I shrugged sullenly, scuffing my foot against a floor board that was bending from of its nail. "None of that was important, y'know? I saw a guy bleeding to death in the rain and took him home. Not that I'll ever pick up a strange guy again, okay?"

He smiled and shook his head a little. "Point taken. Thank you, though. For everything. I really wish I had some way to repay you for this."

The brief thought of asking him to stay flashed through my mind, only to be dismissed immediately. That wouldn't be a fair thing to ask him, not with death haunting his eyes. I was about to answer with something smart and quippy when I remembered what I had stashed under my bed. I leaned forward, stretching my arm past the porno magazines and ignoring his confused look. "I guess I should be giving this back to you," I explained, handing over the object I'd pulled out.

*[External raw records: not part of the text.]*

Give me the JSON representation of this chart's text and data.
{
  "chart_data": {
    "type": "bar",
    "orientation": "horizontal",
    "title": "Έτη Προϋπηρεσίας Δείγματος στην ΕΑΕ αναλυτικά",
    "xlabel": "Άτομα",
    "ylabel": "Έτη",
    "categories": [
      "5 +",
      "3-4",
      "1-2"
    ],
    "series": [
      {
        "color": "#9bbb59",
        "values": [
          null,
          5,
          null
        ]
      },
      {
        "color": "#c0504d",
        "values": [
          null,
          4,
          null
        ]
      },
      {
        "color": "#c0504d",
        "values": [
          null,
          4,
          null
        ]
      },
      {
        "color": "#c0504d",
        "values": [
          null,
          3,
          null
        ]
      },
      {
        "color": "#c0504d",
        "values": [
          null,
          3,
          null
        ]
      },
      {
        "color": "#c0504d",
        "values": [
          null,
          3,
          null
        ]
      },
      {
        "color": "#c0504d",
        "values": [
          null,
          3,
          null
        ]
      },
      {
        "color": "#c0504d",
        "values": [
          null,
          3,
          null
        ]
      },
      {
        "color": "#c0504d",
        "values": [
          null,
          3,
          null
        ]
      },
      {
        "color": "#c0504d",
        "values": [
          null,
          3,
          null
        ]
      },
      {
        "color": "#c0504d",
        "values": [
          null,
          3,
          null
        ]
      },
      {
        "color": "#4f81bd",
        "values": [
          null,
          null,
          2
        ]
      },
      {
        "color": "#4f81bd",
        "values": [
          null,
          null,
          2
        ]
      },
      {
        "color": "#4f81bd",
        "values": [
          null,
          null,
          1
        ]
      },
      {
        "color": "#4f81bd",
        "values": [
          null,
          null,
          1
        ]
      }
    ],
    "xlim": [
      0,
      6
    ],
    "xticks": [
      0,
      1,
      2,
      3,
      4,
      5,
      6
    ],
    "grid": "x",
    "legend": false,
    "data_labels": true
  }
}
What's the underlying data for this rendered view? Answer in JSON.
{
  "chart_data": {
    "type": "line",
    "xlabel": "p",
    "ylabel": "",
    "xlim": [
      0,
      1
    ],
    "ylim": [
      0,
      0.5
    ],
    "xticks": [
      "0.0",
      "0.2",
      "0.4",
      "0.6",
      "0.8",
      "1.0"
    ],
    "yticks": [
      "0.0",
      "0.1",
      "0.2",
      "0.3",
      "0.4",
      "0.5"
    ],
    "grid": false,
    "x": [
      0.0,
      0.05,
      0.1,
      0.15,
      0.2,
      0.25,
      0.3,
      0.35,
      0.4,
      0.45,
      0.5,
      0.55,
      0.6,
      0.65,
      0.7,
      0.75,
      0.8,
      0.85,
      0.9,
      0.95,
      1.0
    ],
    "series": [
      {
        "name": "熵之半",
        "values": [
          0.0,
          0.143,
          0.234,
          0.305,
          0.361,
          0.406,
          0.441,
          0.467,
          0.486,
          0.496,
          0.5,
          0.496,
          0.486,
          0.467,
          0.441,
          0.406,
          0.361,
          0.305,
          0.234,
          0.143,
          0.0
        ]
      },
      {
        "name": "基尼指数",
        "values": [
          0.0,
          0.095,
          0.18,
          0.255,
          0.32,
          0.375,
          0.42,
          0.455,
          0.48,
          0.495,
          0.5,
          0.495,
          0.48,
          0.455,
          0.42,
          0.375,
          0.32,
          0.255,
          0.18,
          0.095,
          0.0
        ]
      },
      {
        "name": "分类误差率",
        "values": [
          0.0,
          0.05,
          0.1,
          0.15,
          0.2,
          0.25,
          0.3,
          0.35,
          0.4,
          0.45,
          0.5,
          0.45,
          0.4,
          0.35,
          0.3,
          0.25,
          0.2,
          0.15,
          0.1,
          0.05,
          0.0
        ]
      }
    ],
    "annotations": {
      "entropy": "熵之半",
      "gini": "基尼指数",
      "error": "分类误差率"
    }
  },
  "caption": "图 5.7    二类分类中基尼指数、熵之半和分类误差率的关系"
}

It was the watch he'd had on him, the one that was dented and scarred and with the hands stopped oh-so precisely. His jaw dropped and his fingers shook as he hesitantly traced the contours of the cracked face. "You... you kept it?" he choked out.

"Well, it seemed important to me. Why else would a smart guy carry a broken watch?" I mumbled, embarassed suddenly to be seeing a grown man so close to tears.

Bleeding Guy clutched the watch so tightly that his fingers blanched white, his entire body curling in around it hard. "This... This was what she gave me for my first day of teaching," he whispered, his voice filled with such raw emotion it hurt to hear. "That day, when she was taken... I-I don't know... I just... killed them. Over a thousand of them. I-I..."

I leaned forward and rubbed his shoulders soothingly. "Hey, it's okay, man. I get it, probably better than you think."

He turned to me slowly, eyes completely lost and swollen red with unshed tears. "Then you understand why I have to go."

I swallowed hard and nodded. "Yeah, I do."

Nodding, he tucked the watch carefully into his pants pocket and stood up. "I suppose... I guess I should leave now. Good-bye, Gojyo. And thank you."

"Hey," I called as he began to move for the door. He paused, looking back over his shoulder patiently. I knocked some ash off my cigarette and took a slow pull from it, grasping for something to say. I really don't know what spurred me to call out to begin with, seeing as I didn't really have anything to say. Finally, with a wry smile, I said, "I never got your name."

Bleeding Guy smiled shyly and said, "It's-"

The door knocked, interupting him and causing me to go for it automatically. "Hold that for a second," I said as I swung the door open.